Yes. I'll let Michael Meyers, our Chief Medical Officer, answer that question. He's probably closest to the data.

Yes. So I don't think there's any evidence that recruitment is that cyclical, certainly not quarter by quarter. What is obvious is that on a month-to-month basis, there are variations which do not appear to play out from a year-to-year and have been rather unpredictable.

Okay, great. And now thinking about the melanoma trial, looking at the Phase II, you have enough patients to be able to distinguish the effects of entinostat with pembro in combination -- in patients who are post PD-1 alone versus post PD-1 and CTLA-4.

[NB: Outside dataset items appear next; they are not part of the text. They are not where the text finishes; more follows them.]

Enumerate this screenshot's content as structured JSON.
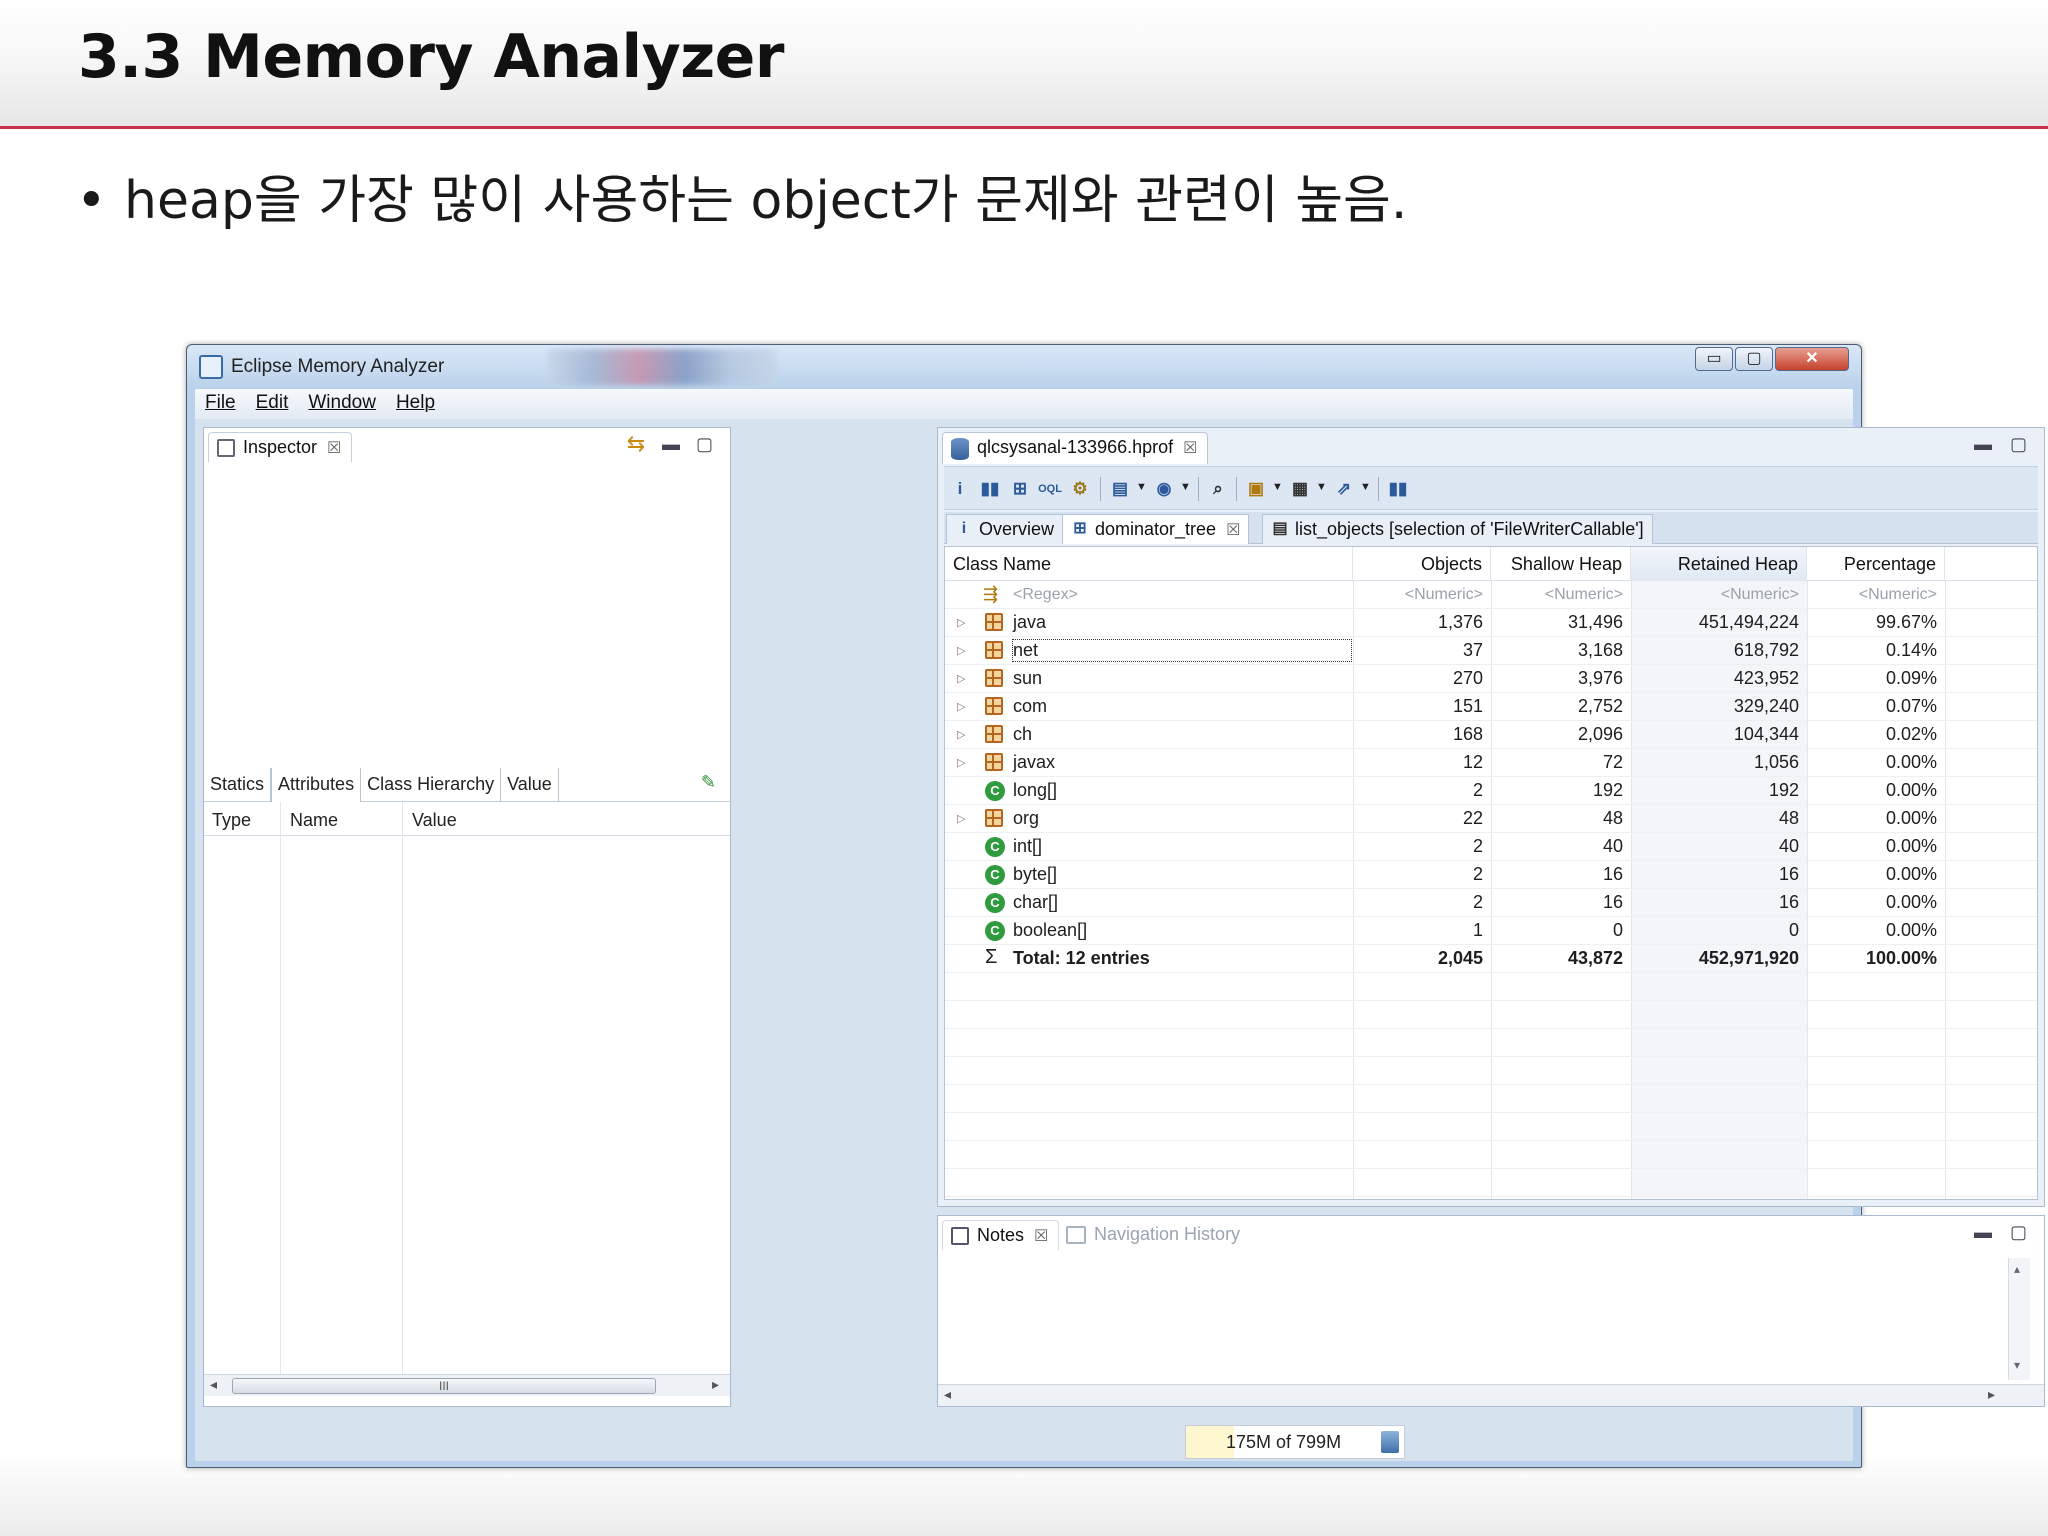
{
  "slide": {
    "title": "3.3 Memory Analyzer",
    "bullet": "heap을 가장 많이 사용하는 object가 문제와 관련이 높음.",
    "colors": {
      "accent_rule": "#c8314a"
    }
  },
  "window": {
    "title": "Eclipse Memory Analyzer",
    "controls": {
      "minimize": "▭",
      "maximize": "▢",
      "close": "✕"
    },
    "menu": [
      "File",
      "Edit",
      "Window",
      "Help"
    ]
  },
  "inspector": {
    "tab_label": "Inspector",
    "close_glyph": "☒",
    "tabs": [
      "Statics",
      "Attributes",
      "Class Hierarchy",
      "Value"
    ],
    "active_tab": "Attributes",
    "columns": [
      "Type",
      "Name",
      "Value"
    ],
    "scroll_thumb": "III"
  },
  "editor": {
    "file_tab": "qlcsysanal-133966.hprof",
    "close_glyph": "☒",
    "toolbar_icons": [
      "info-icon",
      "histogram-icon",
      "dominator-tree-icon",
      "oql-icon",
      "gear-icon",
      "query-browser-icon",
      "heap-dump-icon",
      "search-icon",
      "group-by-icon",
      "calculate-icon",
      "export-icon",
      "retained-icon"
    ],
    "subtabs": [
      {
        "label": "Overview",
        "icon": "i"
      },
      {
        "label": "dominator_tree",
        "icon": "⊞"
      },
      {
        "label": "list_objects [selection of 'FileWriterCallable']",
        "icon": "▤"
      }
    ],
    "columns": [
      "Class Name",
      "Objects",
      "Shallow Heap",
      "Retained Heap",
      "Percentage"
    ],
    "sorted_column": "Retained Heap",
    "filter_row": {
      "name": "<Regex>",
      "objects": "<Numeric>",
      "shallow": "<Numeric>",
      "retained": "<Numeric>",
      "percentage": "<Numeric>"
    },
    "rows": [
      {
        "name": "java",
        "kind": "package",
        "expandable": true,
        "objects": "1,376",
        "shallow": "31,496",
        "retained": "451,494,224",
        "percentage": "99.67%"
      },
      {
        "name": "net",
        "kind": "package",
        "expandable": true,
        "objects": "37",
        "shallow": "3,168",
        "retained": "618,792",
        "percentage": "0.14%",
        "selected": true
      },
      {
        "name": "sun",
        "kind": "package",
        "expandable": true,
        "objects": "270",
        "shallow": "3,976",
        "retained": "423,952",
        "percentage": "0.09%"
      },
      {
        "name": "com",
        "kind": "package",
        "expandable": true,
        "objects": "151",
        "shallow": "2,752",
        "retained": "329,240",
        "percentage": "0.07%"
      },
      {
        "name": "ch",
        "kind": "package",
        "expandable": true,
        "objects": "168",
        "shallow": "2,096",
        "retained": "104,344",
        "percentage": "0.02%"
      },
      {
        "name": "javax",
        "kind": "package",
        "expandable": true,
        "objects": "12",
        "shallow": "72",
        "retained": "1,056",
        "percentage": "0.00%"
      },
      {
        "name": "long[]",
        "kind": "class",
        "expandable": false,
        "objects": "2",
        "shallow": "192",
        "retained": "192",
        "percentage": "0.00%"
      },
      {
        "name": "org",
        "kind": "package",
        "expandable": true,
        "objects": "22",
        "shallow": "48",
        "retained": "48",
        "percentage": "0.00%"
      },
      {
        "name": "int[]",
        "kind": "class",
        "expandable": false,
        "objects": "2",
        "shallow": "40",
        "retained": "40",
        "percentage": "0.00%"
      },
      {
        "name": "byte[]",
        "kind": "class",
        "expandable": false,
        "objects": "2",
        "shallow": "16",
        "retained": "16",
        "percentage": "0.00%"
      },
      {
        "name": "char[]",
        "kind": "class",
        "expandable": false,
        "objects": "2",
        "shallow": "16",
        "retained": "16",
        "percentage": "0.00%"
      },
      {
        "name": "boolean[]",
        "kind": "class",
        "expandable": false,
        "objects": "1",
        "shallow": "0",
        "retained": "0",
        "percentage": "0.00%"
      }
    ],
    "total": {
      "symbol": "Σ",
      "name": "Total: 12 entries",
      "objects": "2,045",
      "shallow": "43,872",
      "retained": "452,971,920",
      "percentage": "100.00%"
    }
  },
  "notes": {
    "tab_label": "Notes",
    "close_glyph": "☒",
    "nav_label": "Navigation History"
  },
  "status": {
    "heap_text": "175M of 799M",
    "heap_used_fraction": 0.22
  }
}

Yes. I don't -- I think -- Madhu, thanks very much for the question. I don't think any -- certainly, we did not power the trial to be able to make that distinction. So we can certainly look at those from sort of a point estimate point of view, but I wouldn't say we have a large enough sample of patients to make that distinction. Obviously, since we've increased the sample size, again, mostly driven by investigator interest, we'll have some information on that. But I wouldn't say that it would be -- we haven't powered for that question.

And from a kind of operation expenses perspective, when you gave the ranges for 2018 OpEx, what kind of trials does that encompass? I mean, you've had 2112, you've got the Phase II in melanoma, the Phase II in non-small cell, the Phase II in microsatellite stable colon. Is that kind of the base case of trials you'll have running through 2018? Or does it assume, for example, a registrational study in melanoma?

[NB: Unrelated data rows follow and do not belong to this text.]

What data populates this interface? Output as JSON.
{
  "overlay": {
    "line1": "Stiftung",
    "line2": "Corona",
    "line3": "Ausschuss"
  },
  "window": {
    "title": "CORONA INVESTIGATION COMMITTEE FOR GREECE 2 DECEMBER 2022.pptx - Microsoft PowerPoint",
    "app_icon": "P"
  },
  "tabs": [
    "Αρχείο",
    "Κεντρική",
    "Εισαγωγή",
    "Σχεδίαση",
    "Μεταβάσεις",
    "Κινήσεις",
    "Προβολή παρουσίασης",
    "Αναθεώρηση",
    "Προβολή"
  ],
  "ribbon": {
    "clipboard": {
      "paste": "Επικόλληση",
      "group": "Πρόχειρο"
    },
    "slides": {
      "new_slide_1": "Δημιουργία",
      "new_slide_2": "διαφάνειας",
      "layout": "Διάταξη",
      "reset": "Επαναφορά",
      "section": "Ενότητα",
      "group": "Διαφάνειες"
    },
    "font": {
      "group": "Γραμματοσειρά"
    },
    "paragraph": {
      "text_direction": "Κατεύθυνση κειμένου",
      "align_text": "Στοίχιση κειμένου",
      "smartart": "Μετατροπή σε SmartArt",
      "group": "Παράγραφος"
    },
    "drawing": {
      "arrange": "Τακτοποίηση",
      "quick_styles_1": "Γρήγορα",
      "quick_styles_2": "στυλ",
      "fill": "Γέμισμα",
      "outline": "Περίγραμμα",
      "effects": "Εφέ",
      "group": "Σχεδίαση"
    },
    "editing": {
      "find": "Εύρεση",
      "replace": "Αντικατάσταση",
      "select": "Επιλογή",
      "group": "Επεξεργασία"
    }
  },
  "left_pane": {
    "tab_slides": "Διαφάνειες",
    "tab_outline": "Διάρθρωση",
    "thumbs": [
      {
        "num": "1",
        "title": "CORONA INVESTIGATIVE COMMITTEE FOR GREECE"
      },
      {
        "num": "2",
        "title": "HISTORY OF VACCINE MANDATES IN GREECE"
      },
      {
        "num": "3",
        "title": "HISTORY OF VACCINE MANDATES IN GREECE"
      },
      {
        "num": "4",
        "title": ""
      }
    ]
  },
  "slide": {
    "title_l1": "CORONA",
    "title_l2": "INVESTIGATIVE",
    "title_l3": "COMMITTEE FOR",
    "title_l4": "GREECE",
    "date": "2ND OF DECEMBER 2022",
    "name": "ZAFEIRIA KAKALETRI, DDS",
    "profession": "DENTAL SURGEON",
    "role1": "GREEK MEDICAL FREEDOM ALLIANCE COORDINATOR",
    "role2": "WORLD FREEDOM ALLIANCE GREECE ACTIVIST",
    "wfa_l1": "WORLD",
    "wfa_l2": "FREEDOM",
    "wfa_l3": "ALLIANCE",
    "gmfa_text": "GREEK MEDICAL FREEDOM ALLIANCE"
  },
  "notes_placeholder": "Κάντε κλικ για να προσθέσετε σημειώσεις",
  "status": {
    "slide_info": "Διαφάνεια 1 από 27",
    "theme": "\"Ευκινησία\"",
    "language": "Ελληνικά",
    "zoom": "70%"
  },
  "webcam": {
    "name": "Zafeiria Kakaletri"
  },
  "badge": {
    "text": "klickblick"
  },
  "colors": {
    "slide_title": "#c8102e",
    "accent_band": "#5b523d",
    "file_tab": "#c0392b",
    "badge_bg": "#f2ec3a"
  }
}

Yes. Rick, you want to take that one?

Yes, I will. Yes, it -- right now, it does not include the full impact of a registration study in melanoma. So at that time we announce that study, we'll be updating that guidance on operating expenses. Now since that trial would be starting in the second half of the year, the impact would be more felt in 2019, less so in 2018.

The next question comes from the line of Hartaj Singh with Oppenheimer.

This is Emma on for Hartaj. So you said that the Menin-MLL-r program is on track for an IND filing in the first half of 2019. Could you just expand a bit on where you are now in the preclinical work and what exactly we can expect to see at AACR and then just what the remaining gating factors are for getting that IND submitted and entering the clinic?

Right. So AACR, it will be a presentation on, of course, the rationale for the development of the molecules and preclinical efficacy models, some of the standard models that people use as well as PDX models. In terms of where we are with the work, it's sort of standard preclinical work up at this time of scaling up the molecules, getting through -- getting the GLP tox studies done and putting the IND together.

And I'm showing no further questions at this time. I would now like to turn the conference back over to Dr. Briggs Morrison, CEO, for closing remarks.

Thank you very much, everybody, for joining us on the call. We look forward to updating you on our exciting program as the year progresses. Have a good evening.

Ladies and gentlemen, thank you for participating in today's conference. This does conclude your program. You may all disconnect. Everyone, have a great day.